Sin embargo, Santiago del Estero resistiría, y su fundador (más allá de las discusiones historigráficas de nuestro tiempo sobre sus merecimientos, deméritos o fechas fundacionales en cuestión), daría pruebas de temple, voluntad y capacidad para socorrerla, defenderla, mantenerla en pie y convertirla en “madre de ciudades”.

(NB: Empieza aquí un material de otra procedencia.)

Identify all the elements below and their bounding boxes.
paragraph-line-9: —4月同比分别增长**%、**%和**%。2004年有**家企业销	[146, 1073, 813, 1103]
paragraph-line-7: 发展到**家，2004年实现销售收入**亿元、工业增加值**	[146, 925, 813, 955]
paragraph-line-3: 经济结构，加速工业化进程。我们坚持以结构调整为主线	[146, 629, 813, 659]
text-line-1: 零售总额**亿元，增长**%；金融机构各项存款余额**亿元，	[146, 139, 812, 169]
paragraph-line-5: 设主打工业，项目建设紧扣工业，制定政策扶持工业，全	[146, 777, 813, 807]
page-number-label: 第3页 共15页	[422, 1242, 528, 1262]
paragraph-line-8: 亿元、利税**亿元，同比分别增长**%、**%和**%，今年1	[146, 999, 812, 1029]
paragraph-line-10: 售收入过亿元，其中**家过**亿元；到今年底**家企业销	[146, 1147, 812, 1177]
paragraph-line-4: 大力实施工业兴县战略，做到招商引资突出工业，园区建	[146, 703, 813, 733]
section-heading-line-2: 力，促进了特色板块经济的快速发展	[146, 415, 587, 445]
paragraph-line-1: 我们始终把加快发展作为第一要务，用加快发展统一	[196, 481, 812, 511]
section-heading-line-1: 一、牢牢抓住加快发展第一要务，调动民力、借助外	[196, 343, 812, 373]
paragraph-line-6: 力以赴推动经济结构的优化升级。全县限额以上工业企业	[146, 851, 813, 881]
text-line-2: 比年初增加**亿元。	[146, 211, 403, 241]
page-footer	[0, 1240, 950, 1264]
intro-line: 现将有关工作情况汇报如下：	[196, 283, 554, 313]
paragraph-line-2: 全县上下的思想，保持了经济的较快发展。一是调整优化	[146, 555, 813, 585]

Superadas las penurias y atenuadas las hostilidades con los indios, merced a las acciones y estrategias de Francisco de Aguirre, dominando rebeliones y venciendo resistencias “para limpiar los caminos de tránsito al Perú”, Santiago pudo afirmarse como cabecera y centro irradiador de nuevas poblaciones y ciudades, para la interrelación, la producción y el crecimiento de las colonias.
Contrastando con la observación del arquitecto Roberto Delgado acerca de que el primer plano elaborado y conocido de la ciudad de Santiago del Estero surge con el gobierno de Absalón Rojas (1886-1889) y por lo tanto no se puede concluir con certeza sobre cómo fue la distribución de la misma en sus comienzos, no han faltado estimaciones deductivas, como las de fray Palacio, a partir del hallazgo de trazados de ciudades fundadas por Santiago, como La Rioja que tenía 20 manzanas de ejido, razón por la cual estimaba que la capital del Tucumán debió ser más grande que otras poblaciones de aquel momento.
En tal sentido, sugería que en sus tres primeros años, Santiago pudo haber tenido aproximadamente 80 manzanas (entre las pobladas y para repartir), cada una dividida en cuatro solares, las que se extendían en un radio de 700 metros, desde la plaza a la periferia de las chacras. Otros investigadores, coinciden en señalar que las principales construcciones se hallaban cercanas al río y las chacras se extendían a lo largo de la acequia real (hoy avenida Belgrano).
No hay datos precisos sobre el número de viviendas que pudieron haber, pero según razonados puntos de vista, al promediar 1554 serían alrededor de 50 las modestas moradas de Santiago, además del cabildo, el fuerte, un hospital en el que se atendía por igual a indios y españoles -tal cual lo afirma Vicente Oddo-, algunas otras dependencias reales y una humilde iglesita de adobe, que en 1557 sería reemplazada por la de San Francisco y por otros conventos que irían instalándose, como los de las órdenes mercedaria y dominica.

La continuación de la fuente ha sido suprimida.